Not only should owners considering a buy-out and a move to the new company keep this in mind, they must also remember they won't have the same flexible schedule that can be the hallmark of running one's own shop. Ford for one doesn't coach his son's baseball teams anymore.
"The lack of freedom is a little bit hard to deal with because one of the reasons I built my company in the first place was more of a lifestyle decision than anything," he says. "I think you'll find that 90 percent of the people that call themselves entrepreneurs didn't start out to be entrepreneurs, they started off to have that freedom."
Of course, there are also benefits of a set schedule, he notes. For one, he is now able to take weekends and vacations completely off, a rarity in the ownership days.
Given the adjustments that will need to be made, veterans of the post-acquisition transition such as Crowsey and Ford say that owners should not only think closely about the business valuation details but also about the personality fit between them and their new organization.

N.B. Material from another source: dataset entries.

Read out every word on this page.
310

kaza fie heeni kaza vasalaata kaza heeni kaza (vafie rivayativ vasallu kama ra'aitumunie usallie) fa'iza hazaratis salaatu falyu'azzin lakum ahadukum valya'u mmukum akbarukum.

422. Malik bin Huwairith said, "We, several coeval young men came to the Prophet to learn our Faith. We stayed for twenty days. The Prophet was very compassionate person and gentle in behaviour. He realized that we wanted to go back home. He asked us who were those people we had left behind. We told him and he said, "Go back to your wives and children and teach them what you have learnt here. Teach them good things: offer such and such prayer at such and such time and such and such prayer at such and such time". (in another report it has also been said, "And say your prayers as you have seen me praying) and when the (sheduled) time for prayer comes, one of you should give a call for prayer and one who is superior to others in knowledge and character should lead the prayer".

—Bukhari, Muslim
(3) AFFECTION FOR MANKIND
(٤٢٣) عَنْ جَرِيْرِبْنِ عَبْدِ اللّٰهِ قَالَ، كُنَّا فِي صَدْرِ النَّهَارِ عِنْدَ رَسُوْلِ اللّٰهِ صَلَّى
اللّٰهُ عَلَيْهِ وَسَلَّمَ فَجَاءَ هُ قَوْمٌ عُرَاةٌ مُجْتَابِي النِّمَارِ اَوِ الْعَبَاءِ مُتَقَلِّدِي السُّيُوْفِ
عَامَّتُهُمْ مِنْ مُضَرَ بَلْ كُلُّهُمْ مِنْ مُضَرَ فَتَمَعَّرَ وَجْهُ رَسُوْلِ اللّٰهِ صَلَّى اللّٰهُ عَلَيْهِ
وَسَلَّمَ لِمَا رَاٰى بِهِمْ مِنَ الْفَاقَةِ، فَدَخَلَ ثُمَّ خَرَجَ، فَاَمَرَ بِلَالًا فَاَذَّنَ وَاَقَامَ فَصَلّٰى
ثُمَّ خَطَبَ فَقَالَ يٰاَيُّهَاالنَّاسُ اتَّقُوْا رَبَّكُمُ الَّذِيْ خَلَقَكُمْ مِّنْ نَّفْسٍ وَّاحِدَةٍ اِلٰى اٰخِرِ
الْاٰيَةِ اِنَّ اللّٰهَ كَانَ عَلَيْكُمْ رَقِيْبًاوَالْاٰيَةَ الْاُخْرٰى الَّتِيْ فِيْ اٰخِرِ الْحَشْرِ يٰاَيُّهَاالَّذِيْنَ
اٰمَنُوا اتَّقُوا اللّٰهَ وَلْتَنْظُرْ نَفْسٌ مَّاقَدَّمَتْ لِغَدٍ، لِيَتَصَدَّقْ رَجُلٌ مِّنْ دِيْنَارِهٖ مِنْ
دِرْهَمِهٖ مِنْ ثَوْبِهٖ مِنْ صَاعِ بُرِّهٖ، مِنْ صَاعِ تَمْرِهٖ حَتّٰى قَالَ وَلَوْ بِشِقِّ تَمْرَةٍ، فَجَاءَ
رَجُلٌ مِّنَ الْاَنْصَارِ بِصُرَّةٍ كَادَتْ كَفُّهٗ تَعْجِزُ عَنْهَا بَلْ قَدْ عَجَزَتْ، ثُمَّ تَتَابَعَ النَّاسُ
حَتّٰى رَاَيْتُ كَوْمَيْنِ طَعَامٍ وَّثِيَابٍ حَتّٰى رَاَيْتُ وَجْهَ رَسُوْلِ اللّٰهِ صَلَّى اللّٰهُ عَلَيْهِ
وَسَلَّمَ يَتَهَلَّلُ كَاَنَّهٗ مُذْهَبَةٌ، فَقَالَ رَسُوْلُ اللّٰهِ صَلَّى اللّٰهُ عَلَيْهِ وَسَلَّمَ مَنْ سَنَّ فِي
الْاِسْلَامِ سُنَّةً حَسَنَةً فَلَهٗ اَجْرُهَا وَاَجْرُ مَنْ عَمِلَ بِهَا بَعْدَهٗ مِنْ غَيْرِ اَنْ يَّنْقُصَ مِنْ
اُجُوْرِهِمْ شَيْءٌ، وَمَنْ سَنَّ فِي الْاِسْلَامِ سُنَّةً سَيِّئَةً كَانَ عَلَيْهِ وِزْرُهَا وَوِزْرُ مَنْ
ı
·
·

"Don't get caught up in just the financial side of the transaction," Crowsey says. "Look very closely at who you're going to be working with for possibly anywhere between the next 2 to 5 years --that's the type of commitment you're most likely going to need to make. You've got to have joy in your work and if you get into a situation where you came out well financially but you dread going to work every day, then at the end of the day it is not something you'll want."
He personally had seen many of his former business owner colleagues go through an acquisition and post-buy-out angst enough to be cautious when it came time to sell his business. He visited the acquiring leadership's homes, brought his wife to meet their wives and spent a good deal of time thinking carefully about whether he could see himself working for them for years to come.
"If you can't see yourself in the future with the company acquiring you then you better get enough money up front to sign off -- but that usually doesn't happen," Crowsey says. "So my recommendation is to find out your role in your organization and makes sure both you and the company acquiring you agrees on what would be your strong suit."